Comment by CyberDildonics
8 days ago
runs on any GPU – even in the browser
Seems pretty clickbaity and dishonest when that's just what webgl and webgpu means. Just say webgpu.
Also the roughness doesn't apply to the environment map.
8 days ago
runs on any GPU – even in the browser
Seems pretty clickbaity and dishonest when that's just what webgl and webgpu means. Just say webgpu.
Also the roughness doesn't apply to the environment map.
If you click into the code you can see that it depends on `wgpu`, which is a wrapper that uses whichever native API would be appropriate for the platform you're working with.

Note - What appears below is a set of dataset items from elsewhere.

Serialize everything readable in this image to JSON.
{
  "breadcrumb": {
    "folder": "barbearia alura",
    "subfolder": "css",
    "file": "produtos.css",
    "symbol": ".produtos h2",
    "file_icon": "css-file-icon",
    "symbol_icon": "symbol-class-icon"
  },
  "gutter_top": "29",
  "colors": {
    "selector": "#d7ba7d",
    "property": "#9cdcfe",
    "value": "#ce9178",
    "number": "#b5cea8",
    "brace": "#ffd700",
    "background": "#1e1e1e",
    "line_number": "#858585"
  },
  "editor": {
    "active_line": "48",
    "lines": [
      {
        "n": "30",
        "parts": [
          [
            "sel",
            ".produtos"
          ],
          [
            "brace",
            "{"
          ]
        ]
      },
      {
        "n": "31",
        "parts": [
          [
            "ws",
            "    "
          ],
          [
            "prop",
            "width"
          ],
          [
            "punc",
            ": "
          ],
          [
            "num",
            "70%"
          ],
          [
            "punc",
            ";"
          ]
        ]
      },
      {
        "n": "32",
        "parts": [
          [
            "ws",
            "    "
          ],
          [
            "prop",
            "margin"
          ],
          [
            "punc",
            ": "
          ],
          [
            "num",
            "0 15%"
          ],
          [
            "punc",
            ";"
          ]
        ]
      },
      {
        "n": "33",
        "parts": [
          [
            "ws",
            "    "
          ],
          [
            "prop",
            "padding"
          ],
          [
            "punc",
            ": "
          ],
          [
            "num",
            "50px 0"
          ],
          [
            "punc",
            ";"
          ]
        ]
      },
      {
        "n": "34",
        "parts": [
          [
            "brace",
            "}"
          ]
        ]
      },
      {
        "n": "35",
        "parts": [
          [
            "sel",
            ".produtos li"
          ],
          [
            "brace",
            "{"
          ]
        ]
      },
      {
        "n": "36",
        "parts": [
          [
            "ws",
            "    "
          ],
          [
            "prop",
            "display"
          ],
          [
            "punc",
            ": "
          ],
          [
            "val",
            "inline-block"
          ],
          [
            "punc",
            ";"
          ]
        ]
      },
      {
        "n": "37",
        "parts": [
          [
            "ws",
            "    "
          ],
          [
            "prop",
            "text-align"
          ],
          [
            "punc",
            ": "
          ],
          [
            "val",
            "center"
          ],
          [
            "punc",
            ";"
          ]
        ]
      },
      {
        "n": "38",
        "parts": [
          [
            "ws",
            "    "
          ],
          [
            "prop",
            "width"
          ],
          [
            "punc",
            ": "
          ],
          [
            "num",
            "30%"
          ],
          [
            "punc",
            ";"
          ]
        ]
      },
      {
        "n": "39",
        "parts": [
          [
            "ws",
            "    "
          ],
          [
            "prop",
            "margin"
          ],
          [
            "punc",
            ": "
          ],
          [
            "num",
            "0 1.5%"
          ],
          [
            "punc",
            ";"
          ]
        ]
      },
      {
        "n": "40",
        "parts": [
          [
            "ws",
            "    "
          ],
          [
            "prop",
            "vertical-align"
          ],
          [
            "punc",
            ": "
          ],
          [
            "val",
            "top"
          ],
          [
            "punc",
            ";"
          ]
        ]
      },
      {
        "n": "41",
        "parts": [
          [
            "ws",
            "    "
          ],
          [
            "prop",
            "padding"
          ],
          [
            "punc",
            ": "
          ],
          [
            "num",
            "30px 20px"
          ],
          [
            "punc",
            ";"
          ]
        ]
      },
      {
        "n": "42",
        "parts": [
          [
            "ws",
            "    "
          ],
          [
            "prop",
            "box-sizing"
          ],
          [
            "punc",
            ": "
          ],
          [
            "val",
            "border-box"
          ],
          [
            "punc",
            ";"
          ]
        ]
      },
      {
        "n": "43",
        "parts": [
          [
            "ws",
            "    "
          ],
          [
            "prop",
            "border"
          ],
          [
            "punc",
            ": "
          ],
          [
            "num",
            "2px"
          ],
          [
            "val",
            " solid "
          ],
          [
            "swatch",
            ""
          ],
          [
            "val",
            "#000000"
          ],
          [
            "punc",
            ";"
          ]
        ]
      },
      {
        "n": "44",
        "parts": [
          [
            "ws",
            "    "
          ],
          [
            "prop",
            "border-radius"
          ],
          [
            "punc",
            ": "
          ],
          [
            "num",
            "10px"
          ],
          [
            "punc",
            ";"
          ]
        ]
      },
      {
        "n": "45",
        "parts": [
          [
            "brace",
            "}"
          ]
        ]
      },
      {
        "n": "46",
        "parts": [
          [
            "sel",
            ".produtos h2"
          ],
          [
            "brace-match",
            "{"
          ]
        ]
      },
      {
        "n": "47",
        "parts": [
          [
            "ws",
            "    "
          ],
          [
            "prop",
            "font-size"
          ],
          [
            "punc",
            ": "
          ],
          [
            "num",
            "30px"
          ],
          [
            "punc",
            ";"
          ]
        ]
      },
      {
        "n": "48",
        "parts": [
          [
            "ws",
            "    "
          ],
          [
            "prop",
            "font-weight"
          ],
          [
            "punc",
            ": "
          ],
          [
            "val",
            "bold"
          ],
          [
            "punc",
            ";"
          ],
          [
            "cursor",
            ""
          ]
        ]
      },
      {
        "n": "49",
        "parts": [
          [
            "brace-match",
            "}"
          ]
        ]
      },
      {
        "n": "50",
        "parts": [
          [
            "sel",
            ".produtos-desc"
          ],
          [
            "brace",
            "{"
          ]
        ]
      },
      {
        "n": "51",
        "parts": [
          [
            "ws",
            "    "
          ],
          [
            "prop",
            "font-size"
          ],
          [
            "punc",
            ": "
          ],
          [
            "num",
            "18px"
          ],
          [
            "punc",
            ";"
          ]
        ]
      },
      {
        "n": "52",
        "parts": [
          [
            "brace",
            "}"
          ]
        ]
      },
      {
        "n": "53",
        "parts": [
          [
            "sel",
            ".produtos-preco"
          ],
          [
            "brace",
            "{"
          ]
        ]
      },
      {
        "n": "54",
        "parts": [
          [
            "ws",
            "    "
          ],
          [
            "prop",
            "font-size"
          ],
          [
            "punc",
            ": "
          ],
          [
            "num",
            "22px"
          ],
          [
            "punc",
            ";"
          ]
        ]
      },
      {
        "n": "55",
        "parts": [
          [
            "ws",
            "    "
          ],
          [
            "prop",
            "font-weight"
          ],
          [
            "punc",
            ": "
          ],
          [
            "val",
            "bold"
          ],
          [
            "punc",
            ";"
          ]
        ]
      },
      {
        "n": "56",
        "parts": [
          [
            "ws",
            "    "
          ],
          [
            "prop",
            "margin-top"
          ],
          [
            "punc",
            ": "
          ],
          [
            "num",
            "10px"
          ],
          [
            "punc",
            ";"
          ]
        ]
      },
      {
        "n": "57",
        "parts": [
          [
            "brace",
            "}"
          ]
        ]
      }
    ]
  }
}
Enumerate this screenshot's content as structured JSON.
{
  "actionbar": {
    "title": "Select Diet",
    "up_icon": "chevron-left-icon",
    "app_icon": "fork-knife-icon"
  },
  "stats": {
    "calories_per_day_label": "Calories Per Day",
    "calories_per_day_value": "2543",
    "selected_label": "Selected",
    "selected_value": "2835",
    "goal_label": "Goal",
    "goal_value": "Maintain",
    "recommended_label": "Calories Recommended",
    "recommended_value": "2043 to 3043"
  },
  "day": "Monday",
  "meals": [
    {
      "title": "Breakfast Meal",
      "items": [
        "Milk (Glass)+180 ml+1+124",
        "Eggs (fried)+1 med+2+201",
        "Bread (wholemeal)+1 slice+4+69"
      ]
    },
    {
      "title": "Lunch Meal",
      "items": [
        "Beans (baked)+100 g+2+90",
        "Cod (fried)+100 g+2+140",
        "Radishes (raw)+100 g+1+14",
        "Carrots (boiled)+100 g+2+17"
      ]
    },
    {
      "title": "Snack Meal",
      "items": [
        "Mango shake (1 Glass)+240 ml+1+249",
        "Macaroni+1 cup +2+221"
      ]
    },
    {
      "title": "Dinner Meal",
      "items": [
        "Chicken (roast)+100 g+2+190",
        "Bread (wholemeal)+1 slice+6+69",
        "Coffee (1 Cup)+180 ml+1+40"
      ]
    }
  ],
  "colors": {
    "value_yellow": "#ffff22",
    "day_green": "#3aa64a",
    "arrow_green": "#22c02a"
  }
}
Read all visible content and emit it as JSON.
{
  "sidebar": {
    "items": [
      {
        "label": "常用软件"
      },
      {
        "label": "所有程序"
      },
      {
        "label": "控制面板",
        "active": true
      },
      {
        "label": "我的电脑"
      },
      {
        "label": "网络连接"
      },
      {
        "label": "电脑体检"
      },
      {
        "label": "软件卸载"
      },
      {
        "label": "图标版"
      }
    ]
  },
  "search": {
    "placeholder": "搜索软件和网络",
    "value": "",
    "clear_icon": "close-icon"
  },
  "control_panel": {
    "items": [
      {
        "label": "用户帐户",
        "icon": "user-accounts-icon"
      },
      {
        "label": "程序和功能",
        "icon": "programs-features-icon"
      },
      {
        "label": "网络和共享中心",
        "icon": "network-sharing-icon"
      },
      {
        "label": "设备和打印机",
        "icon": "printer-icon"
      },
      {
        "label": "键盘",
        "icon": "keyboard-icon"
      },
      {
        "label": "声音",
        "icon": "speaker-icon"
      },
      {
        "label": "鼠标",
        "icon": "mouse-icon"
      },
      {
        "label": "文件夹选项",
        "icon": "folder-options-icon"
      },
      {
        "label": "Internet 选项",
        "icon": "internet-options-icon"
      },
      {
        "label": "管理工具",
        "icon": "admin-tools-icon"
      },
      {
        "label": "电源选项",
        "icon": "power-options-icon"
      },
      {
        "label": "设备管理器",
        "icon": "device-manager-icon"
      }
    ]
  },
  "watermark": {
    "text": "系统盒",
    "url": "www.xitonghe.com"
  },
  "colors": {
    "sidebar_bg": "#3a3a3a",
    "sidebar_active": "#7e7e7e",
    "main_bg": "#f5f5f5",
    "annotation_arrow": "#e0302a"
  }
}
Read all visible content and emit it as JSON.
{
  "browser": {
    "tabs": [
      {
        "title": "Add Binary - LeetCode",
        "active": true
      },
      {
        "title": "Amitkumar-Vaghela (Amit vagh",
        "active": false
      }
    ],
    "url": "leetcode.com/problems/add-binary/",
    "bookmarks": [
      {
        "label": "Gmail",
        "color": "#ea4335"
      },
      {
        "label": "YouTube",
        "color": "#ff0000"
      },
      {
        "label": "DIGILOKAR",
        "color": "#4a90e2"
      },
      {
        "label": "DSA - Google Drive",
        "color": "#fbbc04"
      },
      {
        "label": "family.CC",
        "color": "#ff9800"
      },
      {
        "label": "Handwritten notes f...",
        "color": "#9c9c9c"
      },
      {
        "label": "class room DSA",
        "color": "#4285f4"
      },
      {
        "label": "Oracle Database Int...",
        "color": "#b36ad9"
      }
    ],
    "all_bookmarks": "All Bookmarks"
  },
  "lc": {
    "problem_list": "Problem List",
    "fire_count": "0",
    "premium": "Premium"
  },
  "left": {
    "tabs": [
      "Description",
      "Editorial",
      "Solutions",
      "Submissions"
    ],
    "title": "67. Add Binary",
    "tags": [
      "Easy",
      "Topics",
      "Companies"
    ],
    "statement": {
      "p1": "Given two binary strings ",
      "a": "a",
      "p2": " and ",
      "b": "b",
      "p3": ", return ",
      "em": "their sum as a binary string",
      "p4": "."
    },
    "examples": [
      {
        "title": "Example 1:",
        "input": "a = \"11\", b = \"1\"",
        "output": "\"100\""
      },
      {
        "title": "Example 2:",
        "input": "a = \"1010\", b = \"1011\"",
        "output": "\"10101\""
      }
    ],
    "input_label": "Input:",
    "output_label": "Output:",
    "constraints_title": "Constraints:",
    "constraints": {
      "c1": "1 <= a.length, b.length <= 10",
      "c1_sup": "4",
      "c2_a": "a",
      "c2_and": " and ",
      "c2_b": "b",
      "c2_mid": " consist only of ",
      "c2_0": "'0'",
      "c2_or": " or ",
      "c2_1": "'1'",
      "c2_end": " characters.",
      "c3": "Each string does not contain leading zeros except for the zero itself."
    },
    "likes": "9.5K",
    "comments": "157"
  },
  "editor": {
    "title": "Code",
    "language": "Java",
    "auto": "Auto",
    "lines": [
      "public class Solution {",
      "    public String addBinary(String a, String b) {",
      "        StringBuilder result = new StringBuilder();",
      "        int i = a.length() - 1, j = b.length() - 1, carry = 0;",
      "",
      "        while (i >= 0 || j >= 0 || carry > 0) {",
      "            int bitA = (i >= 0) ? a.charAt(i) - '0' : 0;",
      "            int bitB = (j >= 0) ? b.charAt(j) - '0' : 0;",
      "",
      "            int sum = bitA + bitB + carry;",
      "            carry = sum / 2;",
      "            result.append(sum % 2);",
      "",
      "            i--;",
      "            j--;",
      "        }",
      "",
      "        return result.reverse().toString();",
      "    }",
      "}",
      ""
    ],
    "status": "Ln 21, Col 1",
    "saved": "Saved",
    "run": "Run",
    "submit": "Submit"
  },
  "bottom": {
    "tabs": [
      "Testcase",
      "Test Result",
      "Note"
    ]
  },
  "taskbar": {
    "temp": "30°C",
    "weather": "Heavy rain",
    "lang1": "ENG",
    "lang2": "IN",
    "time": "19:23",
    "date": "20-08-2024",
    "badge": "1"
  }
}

If you run the native compiled version you won't be using WebGPU.
wgpu is based on webgpu, what is your point here?
The title implies that the reason this exists is because it "runs on any gpu, even in the browser". People have been making raytracers using gpu apis in the browser over and over for the last decade.
That would be like someone claiming their program "multiplies huge matrices using SIMD" and then wrapping eigen. Why make a claim that is just happening because you call the same library as everyone else?
I think you're getting lost in the weeds there. I do not see malice in the claim.
The irony is that it does not actually run on my GPU, nor much of other people's, judging by the comments. I don't know where people get this idea that WASM and WebGPU are the holy grail of portability; they are the opposite and the whole ecosystem is a fucking disaster. No offense to OP, though; I can understand the temptation to target that platform.
Anyway, I left more positive feedback in another comment.
Are you sure you aren't the one "lost in the weeds there"? What you're talking about has nothing to do with anything, it's a matter of software updates.
Do you have a technical background?
WASM offers a false sense of portability only because it is basically useless. It's not even POSIX-compliant (WASIX is a WIP). By the time it becomes useful, they will have realized they have re-implemented Java. And even then, it'll only offer a half-assed subset of functionality that you'd get from going native.
WebGPU is a similar story. It's based on a decades-old API, lagging severely behind present-day Vulkan. And it's not even well-supported across browsers. Again, you'll get better portability and more functionality from just going native.
To suggest that all of this is a "sofware update" away seems very naive. The kind of thing somebody without a technical background would suggest.